Market structure: The immediate winners are option premium sellers (put-writers and covered-call writers) who can harvest elevated front‑month IV (puts ~81%, calls ~130%) and annualized YieldBoosts of ~21–32% to Feb 27 expiry. Short‑dated premium supply will temporarily depress realised volatility but leaves equity holders exposed to event-driven gaps; a sustained move >~13% would transfer value from call sellers to underlying owners. Cross‑asset effects are small but higher idiosyncratic vol can raise short-term risk premia in US equities and marginally lift VIX and reduce demand for credit in small-cap auto-tech credits. Risk assessment: Tail risks include a negative OEM contract shock, an ADAS regulatory recall, or macro auto capex slowdown — each could send MBLY below $9.50 (~15% downside) quickly. Time horizons: days—front‑month option decay dominates; weeks/months—earnings/OEM announcements and IV re-pricing; quarters/years—autonomy adoption and OEM win‑rates determine fundamental upside.

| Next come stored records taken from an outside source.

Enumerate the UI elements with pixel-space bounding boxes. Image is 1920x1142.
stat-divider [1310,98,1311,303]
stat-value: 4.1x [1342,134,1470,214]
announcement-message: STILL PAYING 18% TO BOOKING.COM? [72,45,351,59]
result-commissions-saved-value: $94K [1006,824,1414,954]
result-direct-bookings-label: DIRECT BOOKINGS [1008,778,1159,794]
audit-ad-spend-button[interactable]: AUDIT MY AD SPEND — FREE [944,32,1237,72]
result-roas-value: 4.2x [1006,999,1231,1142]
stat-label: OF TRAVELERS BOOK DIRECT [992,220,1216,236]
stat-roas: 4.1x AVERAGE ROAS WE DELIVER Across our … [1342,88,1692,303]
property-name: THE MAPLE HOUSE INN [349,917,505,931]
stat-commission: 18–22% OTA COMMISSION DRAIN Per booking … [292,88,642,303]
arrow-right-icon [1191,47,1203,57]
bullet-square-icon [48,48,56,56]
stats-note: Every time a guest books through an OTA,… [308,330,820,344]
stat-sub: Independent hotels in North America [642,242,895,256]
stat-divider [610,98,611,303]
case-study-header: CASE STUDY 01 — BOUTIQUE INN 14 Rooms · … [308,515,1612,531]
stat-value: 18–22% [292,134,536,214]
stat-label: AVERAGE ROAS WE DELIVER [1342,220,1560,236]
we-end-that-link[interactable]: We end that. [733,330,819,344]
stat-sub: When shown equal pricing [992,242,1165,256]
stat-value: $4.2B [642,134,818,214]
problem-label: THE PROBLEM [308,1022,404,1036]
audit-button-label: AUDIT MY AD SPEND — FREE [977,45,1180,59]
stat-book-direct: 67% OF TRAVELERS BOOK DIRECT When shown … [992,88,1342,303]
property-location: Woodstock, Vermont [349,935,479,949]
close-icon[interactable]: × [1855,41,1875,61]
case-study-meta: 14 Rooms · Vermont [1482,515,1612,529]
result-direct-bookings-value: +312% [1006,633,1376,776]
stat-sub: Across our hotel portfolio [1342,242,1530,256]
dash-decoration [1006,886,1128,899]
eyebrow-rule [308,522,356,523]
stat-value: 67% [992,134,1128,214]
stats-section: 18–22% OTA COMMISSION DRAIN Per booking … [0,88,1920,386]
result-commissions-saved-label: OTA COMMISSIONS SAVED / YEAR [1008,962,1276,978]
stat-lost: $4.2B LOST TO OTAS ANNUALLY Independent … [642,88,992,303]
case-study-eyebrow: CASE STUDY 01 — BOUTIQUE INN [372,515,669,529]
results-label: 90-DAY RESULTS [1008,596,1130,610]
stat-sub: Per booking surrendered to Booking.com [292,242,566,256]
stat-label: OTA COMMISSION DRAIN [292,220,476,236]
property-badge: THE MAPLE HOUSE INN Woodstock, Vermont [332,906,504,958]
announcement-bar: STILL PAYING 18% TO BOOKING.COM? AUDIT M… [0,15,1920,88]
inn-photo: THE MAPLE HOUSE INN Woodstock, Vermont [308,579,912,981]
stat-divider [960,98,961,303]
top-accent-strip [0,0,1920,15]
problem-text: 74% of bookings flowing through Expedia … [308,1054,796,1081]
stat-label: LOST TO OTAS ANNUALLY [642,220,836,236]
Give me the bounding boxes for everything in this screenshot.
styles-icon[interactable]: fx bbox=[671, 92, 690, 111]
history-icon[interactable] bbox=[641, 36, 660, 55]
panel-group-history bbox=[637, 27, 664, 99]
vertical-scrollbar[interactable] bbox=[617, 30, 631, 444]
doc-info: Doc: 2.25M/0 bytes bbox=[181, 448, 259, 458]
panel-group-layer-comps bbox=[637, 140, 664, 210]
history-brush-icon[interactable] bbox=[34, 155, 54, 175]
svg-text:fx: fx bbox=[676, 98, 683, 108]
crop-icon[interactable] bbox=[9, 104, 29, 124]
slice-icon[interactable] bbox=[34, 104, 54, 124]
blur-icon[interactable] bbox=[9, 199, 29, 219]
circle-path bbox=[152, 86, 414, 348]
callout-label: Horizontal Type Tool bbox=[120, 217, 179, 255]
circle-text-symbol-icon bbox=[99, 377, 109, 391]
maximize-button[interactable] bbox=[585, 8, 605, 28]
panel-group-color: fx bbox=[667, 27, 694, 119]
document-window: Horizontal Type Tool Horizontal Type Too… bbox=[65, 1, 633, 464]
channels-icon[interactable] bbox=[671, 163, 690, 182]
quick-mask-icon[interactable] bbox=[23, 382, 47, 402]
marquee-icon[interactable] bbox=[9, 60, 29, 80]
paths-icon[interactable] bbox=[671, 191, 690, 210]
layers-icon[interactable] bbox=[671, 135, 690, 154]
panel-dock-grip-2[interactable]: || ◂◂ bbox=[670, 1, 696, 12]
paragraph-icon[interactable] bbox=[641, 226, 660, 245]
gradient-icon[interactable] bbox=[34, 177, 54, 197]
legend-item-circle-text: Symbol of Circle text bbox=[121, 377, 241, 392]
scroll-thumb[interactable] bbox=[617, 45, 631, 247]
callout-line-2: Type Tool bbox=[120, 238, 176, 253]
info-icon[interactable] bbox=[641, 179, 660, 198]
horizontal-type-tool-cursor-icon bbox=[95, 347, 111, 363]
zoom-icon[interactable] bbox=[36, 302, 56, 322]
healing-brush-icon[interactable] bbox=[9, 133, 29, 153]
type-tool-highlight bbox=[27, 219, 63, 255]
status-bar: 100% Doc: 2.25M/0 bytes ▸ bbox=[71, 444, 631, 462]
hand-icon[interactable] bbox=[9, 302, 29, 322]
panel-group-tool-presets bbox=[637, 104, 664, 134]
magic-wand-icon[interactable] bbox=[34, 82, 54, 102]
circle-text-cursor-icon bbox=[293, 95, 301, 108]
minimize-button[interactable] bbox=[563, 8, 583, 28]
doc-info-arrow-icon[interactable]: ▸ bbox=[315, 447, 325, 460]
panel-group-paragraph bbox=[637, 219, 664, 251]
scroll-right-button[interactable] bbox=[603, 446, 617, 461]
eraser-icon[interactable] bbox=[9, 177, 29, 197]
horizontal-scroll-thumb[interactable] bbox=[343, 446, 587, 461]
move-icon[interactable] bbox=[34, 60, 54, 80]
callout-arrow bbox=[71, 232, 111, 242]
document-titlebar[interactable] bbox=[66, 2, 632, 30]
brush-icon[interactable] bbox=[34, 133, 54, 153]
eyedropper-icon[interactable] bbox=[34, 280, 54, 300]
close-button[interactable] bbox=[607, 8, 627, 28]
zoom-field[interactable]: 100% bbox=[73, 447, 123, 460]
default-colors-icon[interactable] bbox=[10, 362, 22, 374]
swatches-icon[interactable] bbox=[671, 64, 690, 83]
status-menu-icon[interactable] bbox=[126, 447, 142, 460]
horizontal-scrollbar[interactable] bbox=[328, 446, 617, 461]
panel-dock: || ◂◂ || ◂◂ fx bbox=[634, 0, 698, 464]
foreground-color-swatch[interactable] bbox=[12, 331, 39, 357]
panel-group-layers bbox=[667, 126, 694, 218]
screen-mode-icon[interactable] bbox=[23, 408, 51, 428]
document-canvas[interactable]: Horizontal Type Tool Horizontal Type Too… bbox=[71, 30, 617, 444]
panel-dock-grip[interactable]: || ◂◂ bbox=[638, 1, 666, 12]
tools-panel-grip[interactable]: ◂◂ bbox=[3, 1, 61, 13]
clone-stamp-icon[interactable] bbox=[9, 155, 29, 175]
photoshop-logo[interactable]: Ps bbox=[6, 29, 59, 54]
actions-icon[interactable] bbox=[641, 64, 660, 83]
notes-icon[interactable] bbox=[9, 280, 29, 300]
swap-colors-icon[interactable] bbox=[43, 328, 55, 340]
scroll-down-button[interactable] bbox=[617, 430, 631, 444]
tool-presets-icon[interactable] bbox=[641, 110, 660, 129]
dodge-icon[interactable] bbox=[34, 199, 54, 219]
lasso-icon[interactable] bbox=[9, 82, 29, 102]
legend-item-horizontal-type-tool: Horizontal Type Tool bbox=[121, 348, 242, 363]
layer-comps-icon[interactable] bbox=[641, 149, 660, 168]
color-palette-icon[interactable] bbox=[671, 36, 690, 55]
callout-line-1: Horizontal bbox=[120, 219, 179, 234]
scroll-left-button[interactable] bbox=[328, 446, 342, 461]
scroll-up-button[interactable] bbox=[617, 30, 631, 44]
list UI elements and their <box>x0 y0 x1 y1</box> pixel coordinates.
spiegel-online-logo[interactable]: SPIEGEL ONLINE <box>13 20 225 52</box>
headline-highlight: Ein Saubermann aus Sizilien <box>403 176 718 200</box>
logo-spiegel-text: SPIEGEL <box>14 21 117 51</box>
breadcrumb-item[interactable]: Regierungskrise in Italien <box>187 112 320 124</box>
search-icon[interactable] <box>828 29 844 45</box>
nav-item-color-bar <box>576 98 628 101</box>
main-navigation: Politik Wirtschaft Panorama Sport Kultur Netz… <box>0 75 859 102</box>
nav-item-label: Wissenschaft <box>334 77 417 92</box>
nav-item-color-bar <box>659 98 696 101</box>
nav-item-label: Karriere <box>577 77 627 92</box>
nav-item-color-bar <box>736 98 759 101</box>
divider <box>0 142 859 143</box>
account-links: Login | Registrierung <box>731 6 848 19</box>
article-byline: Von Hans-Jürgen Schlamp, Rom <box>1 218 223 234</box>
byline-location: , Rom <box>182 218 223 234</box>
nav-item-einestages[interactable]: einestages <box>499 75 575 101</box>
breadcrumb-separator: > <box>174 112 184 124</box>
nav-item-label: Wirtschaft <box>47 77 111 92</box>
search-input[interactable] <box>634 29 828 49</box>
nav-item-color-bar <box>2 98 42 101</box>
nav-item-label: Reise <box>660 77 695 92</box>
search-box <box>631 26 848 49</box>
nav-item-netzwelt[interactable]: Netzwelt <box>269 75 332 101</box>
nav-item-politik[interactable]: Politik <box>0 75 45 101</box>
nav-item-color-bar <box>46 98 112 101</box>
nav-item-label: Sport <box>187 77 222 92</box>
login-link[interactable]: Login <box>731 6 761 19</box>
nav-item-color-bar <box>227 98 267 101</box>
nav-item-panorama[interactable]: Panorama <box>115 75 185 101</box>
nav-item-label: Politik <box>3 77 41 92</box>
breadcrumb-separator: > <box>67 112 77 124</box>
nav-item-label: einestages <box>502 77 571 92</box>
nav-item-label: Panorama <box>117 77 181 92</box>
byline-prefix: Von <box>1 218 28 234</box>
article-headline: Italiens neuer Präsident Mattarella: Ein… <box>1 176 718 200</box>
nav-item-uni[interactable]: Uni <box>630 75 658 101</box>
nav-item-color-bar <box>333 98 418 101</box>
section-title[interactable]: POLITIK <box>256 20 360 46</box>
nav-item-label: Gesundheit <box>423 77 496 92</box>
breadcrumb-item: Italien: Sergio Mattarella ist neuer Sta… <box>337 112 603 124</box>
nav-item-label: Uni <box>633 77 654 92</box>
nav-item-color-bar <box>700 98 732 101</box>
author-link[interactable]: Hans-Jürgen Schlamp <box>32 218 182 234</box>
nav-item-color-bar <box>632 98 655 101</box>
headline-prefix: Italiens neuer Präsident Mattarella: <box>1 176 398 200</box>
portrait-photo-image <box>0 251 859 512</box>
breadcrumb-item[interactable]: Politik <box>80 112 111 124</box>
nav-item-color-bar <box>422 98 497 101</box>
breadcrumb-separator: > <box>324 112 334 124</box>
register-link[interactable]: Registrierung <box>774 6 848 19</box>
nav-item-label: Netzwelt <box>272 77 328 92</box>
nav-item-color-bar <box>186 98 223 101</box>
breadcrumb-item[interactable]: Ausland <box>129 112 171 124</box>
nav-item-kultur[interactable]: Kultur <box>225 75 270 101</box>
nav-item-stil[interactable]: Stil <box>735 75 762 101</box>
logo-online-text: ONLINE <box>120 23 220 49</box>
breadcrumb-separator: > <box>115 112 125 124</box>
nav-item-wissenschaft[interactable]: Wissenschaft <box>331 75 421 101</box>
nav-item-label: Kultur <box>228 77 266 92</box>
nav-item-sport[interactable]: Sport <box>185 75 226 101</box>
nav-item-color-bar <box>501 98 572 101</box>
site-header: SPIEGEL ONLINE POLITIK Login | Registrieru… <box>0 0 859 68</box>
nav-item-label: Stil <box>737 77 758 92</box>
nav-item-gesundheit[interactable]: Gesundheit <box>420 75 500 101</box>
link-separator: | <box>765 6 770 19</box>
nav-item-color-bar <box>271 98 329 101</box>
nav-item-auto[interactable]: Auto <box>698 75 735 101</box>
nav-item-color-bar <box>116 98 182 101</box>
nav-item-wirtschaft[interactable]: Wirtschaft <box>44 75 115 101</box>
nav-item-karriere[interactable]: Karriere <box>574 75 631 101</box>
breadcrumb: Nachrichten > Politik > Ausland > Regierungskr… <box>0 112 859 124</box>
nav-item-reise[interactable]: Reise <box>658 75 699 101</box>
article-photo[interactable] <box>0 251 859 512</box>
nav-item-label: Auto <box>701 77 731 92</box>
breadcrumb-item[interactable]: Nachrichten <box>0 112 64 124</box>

Hidden dependencies: revenue is lumpy and OEM cadence/recognition timing can flip quarterly results; skew (call IV >> put IV) signals concentrated short-term speculative upside expectations. Trade implications: For conservative buyers, selling the Feb27 $11 put at $0.32 nets a $10.68 basis (effective buy) — size 1–3% NAV per contract, willing to own if assigned. Income buyers can buy MBLY and sell the $13 Feb27 covered call for $0.50 (capped ~17.7% to expiry). Volatility players should prefer calendar/debit spreads (buy 3–6M calls, sell Feb $13 calls) to monetize front‑month IV; avoid naked short calls without strict hedges. Contrarian angles: The market may be overpricing short‑term upside (call IV 130%) driven by momentum/spec flows rather than fundamentals; selling that premium is attractive unless a binary catalyst hits. Conversely, put sellers risk concentrated long exposure if multiple contracts are assigned into a market pullback: set hard stops (e.g., MBLY < $9.50) and trim if IV collapses below 60%. Historical pattern: post‑IV spikes often mean‑revert over 30–90 days absent real news.